Originally Posted by Flash88
LOL. He would occasionally throw a series of jabs to keep Tua at bay and then the two would start trading blows. Hardly indicative of someone being able to "box from the outside."
Besides, your argument of Ibeabuchi being able to box stemmed from the Byrd fight, which doesn't really make much sense either.
His jab was frequently snapping Tua's head back in that fight. Anyone acting as though that jab didn't make a major difference in that fight either hasn't seen it or hasn't seen it lately. It wasn't just a throwaway jab like you normally see in boxing with brawlers. It was a tight, solid jab that was making an impact. He just wasn't completely committed to it the way he should have been. Not only was the jab landing consistently all night, but he was working off that jab quite a bit, often turning it over for a really nice left hook from the outside.
I'm just going to randomly click through the fight and point out a couple of exhibits. It started literally right from the opening bell.
Check out these fluid combinations from the outside off of the jab ---> 7:55 - 8:45
Exhibit Two (14:48 - 15:51)
Exhibit Three (1:05 - 1:18)
Exhibit Four (3:57 - 4:15)
Those are just a few examples from scrolling through the first handful of rounds. Not sure how you can watch that and deduce that Ibeabuchi was not a skilled boxer from the outside.
As for Byrd, he was damn hard to hit cleanly from the outside.
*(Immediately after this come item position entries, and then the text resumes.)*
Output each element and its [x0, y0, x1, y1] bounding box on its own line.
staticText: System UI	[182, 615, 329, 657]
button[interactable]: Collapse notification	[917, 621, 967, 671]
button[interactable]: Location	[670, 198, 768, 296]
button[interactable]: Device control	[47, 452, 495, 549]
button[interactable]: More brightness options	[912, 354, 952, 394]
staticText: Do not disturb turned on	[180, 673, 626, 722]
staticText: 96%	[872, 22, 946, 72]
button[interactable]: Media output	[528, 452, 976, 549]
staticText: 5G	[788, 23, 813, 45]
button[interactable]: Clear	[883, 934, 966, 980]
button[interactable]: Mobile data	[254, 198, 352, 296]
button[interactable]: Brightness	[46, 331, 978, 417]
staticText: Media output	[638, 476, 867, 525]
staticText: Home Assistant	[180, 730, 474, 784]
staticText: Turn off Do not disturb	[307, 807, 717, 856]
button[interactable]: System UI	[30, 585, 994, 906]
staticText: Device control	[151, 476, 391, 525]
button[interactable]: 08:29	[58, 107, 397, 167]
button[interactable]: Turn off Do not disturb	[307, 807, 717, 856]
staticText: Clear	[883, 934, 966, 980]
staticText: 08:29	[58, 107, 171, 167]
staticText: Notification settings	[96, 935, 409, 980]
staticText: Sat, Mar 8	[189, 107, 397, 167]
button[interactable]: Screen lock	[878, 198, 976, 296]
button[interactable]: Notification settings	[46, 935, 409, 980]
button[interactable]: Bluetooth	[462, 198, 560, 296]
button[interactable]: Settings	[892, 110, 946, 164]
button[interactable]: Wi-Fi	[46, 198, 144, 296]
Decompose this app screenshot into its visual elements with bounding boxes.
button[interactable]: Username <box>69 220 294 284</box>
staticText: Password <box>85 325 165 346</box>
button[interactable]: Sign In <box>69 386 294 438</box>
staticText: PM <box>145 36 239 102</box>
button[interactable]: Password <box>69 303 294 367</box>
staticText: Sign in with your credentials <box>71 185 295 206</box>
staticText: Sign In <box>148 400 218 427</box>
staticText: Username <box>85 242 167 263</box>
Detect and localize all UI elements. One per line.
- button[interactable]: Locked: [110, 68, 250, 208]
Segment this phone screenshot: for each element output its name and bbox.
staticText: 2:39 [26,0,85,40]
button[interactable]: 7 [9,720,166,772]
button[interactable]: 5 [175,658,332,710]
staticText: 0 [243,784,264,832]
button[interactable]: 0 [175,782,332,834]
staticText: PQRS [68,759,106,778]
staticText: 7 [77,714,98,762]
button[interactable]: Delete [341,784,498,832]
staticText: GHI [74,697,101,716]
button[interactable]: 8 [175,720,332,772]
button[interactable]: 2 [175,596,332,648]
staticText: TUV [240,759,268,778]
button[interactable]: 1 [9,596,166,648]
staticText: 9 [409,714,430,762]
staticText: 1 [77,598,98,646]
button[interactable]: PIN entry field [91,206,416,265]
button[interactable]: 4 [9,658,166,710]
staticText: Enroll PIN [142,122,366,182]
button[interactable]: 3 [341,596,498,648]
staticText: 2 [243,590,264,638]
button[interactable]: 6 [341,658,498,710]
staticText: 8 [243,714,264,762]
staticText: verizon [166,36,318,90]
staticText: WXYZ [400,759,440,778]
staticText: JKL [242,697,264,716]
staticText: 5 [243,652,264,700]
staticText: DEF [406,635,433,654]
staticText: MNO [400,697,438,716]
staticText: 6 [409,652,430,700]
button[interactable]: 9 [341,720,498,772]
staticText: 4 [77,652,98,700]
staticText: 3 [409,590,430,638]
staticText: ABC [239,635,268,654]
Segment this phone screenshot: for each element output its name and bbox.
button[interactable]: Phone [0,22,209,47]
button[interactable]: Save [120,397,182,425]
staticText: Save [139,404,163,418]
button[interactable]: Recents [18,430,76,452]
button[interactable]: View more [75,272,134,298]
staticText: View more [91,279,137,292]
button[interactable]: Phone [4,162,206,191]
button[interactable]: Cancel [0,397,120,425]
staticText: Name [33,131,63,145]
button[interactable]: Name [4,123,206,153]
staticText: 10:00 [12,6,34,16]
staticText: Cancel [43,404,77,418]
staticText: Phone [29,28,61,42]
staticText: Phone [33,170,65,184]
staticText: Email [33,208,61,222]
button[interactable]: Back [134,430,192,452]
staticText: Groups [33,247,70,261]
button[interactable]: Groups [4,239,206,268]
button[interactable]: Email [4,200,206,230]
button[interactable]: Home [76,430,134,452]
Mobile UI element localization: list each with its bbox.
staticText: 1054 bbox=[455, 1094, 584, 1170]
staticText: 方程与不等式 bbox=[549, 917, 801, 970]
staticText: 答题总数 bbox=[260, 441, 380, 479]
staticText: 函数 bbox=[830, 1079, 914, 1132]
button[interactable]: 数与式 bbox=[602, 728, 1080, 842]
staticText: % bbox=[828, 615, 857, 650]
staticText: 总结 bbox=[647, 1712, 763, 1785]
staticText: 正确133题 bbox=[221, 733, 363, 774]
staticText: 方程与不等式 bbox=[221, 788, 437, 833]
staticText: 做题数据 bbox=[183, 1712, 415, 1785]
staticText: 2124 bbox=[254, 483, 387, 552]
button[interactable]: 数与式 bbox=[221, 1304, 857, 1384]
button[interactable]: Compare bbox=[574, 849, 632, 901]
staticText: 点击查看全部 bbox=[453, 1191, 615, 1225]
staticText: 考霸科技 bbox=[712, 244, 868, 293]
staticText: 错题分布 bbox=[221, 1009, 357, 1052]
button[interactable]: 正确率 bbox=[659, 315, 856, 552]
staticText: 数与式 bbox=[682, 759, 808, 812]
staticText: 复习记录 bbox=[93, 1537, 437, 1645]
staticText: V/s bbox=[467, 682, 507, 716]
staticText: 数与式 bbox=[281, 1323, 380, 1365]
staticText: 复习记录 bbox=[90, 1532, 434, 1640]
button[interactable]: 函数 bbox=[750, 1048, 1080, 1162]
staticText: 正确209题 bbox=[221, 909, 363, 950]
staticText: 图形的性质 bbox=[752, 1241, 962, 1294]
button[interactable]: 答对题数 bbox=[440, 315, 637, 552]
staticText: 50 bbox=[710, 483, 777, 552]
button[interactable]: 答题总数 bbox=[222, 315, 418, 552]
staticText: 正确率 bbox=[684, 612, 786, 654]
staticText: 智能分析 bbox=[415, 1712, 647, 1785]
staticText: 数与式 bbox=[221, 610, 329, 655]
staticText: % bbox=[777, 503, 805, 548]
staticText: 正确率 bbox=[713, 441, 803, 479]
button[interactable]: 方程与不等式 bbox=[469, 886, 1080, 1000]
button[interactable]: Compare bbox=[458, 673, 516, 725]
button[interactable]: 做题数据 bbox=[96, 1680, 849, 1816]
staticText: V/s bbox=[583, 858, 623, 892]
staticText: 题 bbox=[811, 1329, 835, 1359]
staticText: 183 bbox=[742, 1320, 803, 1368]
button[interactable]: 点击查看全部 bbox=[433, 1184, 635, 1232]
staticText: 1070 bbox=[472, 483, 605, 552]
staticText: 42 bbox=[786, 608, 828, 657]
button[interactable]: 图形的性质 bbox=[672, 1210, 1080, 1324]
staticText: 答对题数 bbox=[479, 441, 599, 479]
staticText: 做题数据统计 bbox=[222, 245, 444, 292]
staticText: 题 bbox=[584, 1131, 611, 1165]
His MO was bouncing around from distance, making guys miss and occasionally scoring points with relatively light counter shots. He was great at making big guys look sloppy, which Ike did at times.
In that fight, he did try to use his jab quite a bit, but Byrd avoided it well. He instead went to more right leads from outside with success.
Ike did most of his biggest damage from the inside, but that was still being set up by good movement on the outside. He wasn't just rushing in. He also showed excellent boxing technique in his combinations and accuracy on the inside against a guy who was very hard to hit.
18:14 to the end of the round
Again, setting the right hand up behind the jab...
With most guys, they leave you a career where you definitively say what his strengths and weaknesses were. The whole thing with Ibeabuchi is trying to mete out moments in really the two fights that meant anything before his career ended and one of those only went five rounds. It's tricky and you can fall into a mythological "what could have been" scenario. However, I don't think there's any denying the guy's boxing skill, both inside and out.
The biggest issues I see when I re-watch his fights is a lack of discipline to those traits which would have made him much more difficult to beat. Despite his ability on the outside, he seemed to want to fight on the inside.
One thing I know for sure... I liked watching him fight and I tend to lean more towards boxers than brawlers. He liked working behind the jab, threw clean/crisp combinations, worked from different angles/levels to keep opponents off balance, kept his right hand at his chin for punches coming back and had a wide array of effective punches in his arsenal. I think he was a lot more versatile than you're giving him credit for.
Originally Posted by lefthook00
Oops, meant to say that Ike seemed to have suspicious endurance for a guy that big.
One of the amazing things is it was said prior to the Byrd fight that Ibeabuchi basically refused to spar in preparation. He didn't like sparring, apparently. He was either on something or a complete freak of nature... maybe both.